Hess erschien braungebrannt mit seinem Münchner Strafverteidiger Hartmut Girshausen und seinem gesetzlichen Betreuer Hartung Schreiber im Gerichtssaal in Villingen. Zuvor hatte er die im Treppenaufgang wartenden Fotografen ausmanövriert, in dem er mit dem Aufzug zum Gerichtssaal fuhr, in dem Fotografierverbot herrschte. Nach Feststellung der Personalien durch die Richterin wurde die Öffentlichkeit – neben den Medienvertretern auch ein halbes Dutzend privater Beobachter – gleich wieder ausgeschlossen. Die Verteidigung plädierte auf Verhandlungsunfähigkeit des Angeklagten. Die Details wurden im Gerichtssaal unter Ausschluss der Öffentlichkeit verhandelt, da sie nach Feststellung des Gerichts die schützenswerte Privatsphäre des Angeklagten berühren.
Bekannt ist aber, dass Hess seit rund zwei Jahren mit der Begründung einer psychischen Erkrankung unter gesetzlicher Betreuung, einer Art Vormundschaft, steht.
Wie Richterin Anja Mannhart am Ende des Verhandlungstages ausführte, hat ein Gutachter festgestellt, dass der Angeklagte nur "eingeschränkt verhandlungsfähig sei". Er sei nur verhandlungsfähig, wenn die Öffentlichkeit vom Prozessgeschehen komplett ausgeschlossen werde. Die Richterin stellte dazu fest, sie vertraue dem Urteil des Gutachters, der erfahren und zuverlässig sei. Da aber eine vollständige nichtöffentliche Prozessführung nach deutscher Gerichtsverfassung nicht zulässig sei, habe sie die Verhandlungsunfähigkeit des Angeklagten festgestellt.
Wie geht es weiter? Das Gericht werde nun ein weiteres Gutachten einholen, kündigte die Richterin an. Darin soll die Dauer der Verhandlungsunfähigkeit des Angeklagten festgestellt werden. Bis zum Ergebnis des Gutachtens werde das Strafverfahren ausgesetzt. "Falls das Gutachten die dauerhafte Verhandlungsunfähigkeit des Angeklagten ergibt, müsste das Verfahren sogar ganz eingestellt werden", erläuterte die Richterin.

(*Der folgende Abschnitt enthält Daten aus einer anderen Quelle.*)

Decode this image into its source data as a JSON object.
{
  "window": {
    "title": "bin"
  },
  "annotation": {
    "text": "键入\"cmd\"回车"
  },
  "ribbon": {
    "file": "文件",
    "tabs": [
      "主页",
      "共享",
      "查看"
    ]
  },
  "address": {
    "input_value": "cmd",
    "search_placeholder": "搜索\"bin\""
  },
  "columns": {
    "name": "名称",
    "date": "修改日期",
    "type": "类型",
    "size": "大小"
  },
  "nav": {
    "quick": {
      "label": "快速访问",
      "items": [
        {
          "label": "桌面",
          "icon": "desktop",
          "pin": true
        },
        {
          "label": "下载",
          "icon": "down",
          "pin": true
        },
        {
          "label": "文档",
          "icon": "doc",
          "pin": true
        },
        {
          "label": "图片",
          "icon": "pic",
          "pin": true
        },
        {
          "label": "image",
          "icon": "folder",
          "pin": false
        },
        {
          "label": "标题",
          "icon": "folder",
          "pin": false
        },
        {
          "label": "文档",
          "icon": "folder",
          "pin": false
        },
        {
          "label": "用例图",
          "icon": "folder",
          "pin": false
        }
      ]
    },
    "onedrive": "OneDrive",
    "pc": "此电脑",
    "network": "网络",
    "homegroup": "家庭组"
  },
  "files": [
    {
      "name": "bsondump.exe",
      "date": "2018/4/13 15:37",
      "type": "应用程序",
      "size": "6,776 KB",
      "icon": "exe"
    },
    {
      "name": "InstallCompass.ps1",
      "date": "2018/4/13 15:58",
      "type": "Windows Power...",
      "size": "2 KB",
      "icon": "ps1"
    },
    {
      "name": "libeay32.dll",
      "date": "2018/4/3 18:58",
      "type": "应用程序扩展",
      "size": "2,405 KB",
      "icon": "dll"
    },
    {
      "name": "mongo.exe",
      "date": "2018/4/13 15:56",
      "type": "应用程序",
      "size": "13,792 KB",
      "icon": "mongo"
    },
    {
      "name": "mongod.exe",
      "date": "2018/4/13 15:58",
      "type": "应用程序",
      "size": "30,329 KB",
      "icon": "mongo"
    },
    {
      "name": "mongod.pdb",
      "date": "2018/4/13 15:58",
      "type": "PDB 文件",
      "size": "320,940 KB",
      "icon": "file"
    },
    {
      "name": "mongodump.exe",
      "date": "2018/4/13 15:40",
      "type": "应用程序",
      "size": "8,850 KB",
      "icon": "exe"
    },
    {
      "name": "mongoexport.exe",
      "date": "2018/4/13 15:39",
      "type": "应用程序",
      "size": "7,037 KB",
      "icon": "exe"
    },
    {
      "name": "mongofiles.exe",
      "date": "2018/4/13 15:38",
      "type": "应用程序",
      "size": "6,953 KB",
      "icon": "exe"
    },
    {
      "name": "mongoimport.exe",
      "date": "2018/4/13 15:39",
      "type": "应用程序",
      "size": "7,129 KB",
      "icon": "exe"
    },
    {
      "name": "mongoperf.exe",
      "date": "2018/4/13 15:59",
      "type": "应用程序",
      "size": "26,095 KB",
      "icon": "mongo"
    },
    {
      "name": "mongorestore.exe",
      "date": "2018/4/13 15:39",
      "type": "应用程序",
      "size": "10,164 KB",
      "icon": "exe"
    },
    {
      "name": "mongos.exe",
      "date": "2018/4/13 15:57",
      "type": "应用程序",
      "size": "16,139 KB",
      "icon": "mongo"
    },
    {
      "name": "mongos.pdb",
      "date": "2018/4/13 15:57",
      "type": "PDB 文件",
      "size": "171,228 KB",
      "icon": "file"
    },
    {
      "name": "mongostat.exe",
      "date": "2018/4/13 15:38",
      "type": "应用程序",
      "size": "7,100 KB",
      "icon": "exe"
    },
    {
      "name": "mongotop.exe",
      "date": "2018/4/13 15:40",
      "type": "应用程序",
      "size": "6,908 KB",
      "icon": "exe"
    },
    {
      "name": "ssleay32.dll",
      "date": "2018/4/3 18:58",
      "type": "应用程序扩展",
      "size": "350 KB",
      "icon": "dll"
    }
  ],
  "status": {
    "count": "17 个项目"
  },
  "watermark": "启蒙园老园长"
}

Bei dem Prozess am Amtsgericht handelt es sich um einen Randkomplex des noch nicht eröffneten Hauptverfahrens, das beim Landgericht Mannheim anhängig ist. Die Staatsanwaltschaft wirft den ehemaligen Vorständen der Hess AG, Christoph Hess und Peter Ziegler, schwere betrügerische Wirtschaftsstraftaten im Zusammenhang mit dem Börsengang der Hess AG im Jahr 2012 vor. Sollte Hess demnächst eine dauerhafte Verhandlungsunfähigkeit attestiert werden, so schlussfolgern Prozessbeobachter, müsste er sich möglicheweise auch nicht mehr im Hauptverfahren verantworten und wäre strafrechtlich aus dem Schneider.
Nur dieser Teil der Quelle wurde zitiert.